La disparition des hommes ?

Comme nous le soutenons dans un chapitre d’un nouvel e-book, même si le chromosome Y chez les humains disparaît, cela ne signifie pas nécessairement que les mâles eux-mêmes sont en voie de disparition. Même chez les espèces qui ont effectivement perdu complètement leurs chromosomes Y, les mâles et les femelles sont encore tous deux nécessaires à la reproduction.

Dans ces cas, le gène SRY « interrupteur principal » qui détermine la masculinité génétique s’est déplacé sur un chromosome différent, ce qui signifie que ces espèces produisent des mâles sans avoir besoin d’un chromosome Y. Cependant, le nouveau chromosome déterminant le sexe – celui sur lequel SRY se déplace – devrait alors recommencer le processus de dégénérescence en raison du même manque de recombinaison qui a condamné leur chromosome Y précédent.

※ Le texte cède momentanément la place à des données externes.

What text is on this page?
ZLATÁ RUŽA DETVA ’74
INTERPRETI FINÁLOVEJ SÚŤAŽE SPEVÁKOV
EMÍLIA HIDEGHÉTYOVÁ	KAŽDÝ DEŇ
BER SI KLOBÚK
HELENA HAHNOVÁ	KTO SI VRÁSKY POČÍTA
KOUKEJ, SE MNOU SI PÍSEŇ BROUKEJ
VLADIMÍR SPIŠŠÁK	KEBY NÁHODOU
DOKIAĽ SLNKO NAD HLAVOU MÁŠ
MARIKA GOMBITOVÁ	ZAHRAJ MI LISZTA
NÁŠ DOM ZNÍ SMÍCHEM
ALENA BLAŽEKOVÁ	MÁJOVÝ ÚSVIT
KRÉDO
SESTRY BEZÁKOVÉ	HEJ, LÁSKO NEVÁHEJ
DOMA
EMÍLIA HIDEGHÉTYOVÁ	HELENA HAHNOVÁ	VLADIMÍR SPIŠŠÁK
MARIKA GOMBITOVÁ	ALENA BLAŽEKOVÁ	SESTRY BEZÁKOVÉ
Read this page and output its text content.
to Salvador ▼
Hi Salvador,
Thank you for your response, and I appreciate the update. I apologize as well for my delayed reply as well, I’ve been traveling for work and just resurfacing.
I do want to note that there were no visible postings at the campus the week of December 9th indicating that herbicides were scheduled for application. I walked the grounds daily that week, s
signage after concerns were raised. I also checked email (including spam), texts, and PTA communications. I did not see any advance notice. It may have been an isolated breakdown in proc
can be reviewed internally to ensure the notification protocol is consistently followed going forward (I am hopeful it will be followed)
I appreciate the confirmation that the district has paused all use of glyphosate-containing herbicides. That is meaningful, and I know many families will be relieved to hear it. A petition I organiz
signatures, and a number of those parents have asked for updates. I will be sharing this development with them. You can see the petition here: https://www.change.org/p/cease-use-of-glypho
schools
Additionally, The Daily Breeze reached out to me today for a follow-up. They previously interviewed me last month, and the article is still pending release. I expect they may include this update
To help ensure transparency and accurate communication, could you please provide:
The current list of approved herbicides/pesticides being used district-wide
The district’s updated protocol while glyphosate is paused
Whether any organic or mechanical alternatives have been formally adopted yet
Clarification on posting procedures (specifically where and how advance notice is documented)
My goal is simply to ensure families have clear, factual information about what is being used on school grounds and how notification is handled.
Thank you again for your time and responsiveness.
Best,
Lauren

Cependant, ce qui est intéressant chez les humains, c’est que si le chromosome Y est nécessaire pour la reproduction humaine normale, beaucoup des gènes qu’il porte ne sont pas nécessaires si vous utilisez des techniques de reproduction assistée. Cela signifie que le génie génétique pourrait bientôt être en mesure de remplacer la fonction du gène du chromosome Y, permettant ainsi aux couples de femmes de même sexe ou aux hommes infertiles de concevoir. Cependant, même s’il devenait possible pour tout le monde de concevoir de cette manière, il semble très improbable que les humains fertiles cessent simplement de se reproduire naturellement.

Bien qu’il s’agisse d’un domaine intéressant et très débattu de la recherche génétique, il n’y a pas lieu de s’inquiéter. Nous ne savons même pas si le chromosome Y va disparaître du tout. Et, comme nous l’avons montré, même s’il disparaît, nous continuerons très probablement à avoir besoin d’hommes pour que la reproduction normale puisse se poursuivre.

En effet, la perspective d’un système de type « animal de ferme » où quelques mâles « chanceux » sont sélectionnés pour engendrer la majorité de nos enfants n’est certainement pas à l’horizon. En tout état de cause, il y aura des préoccupations bien plus pressantes au cours des 4,6 millions d’années à venir.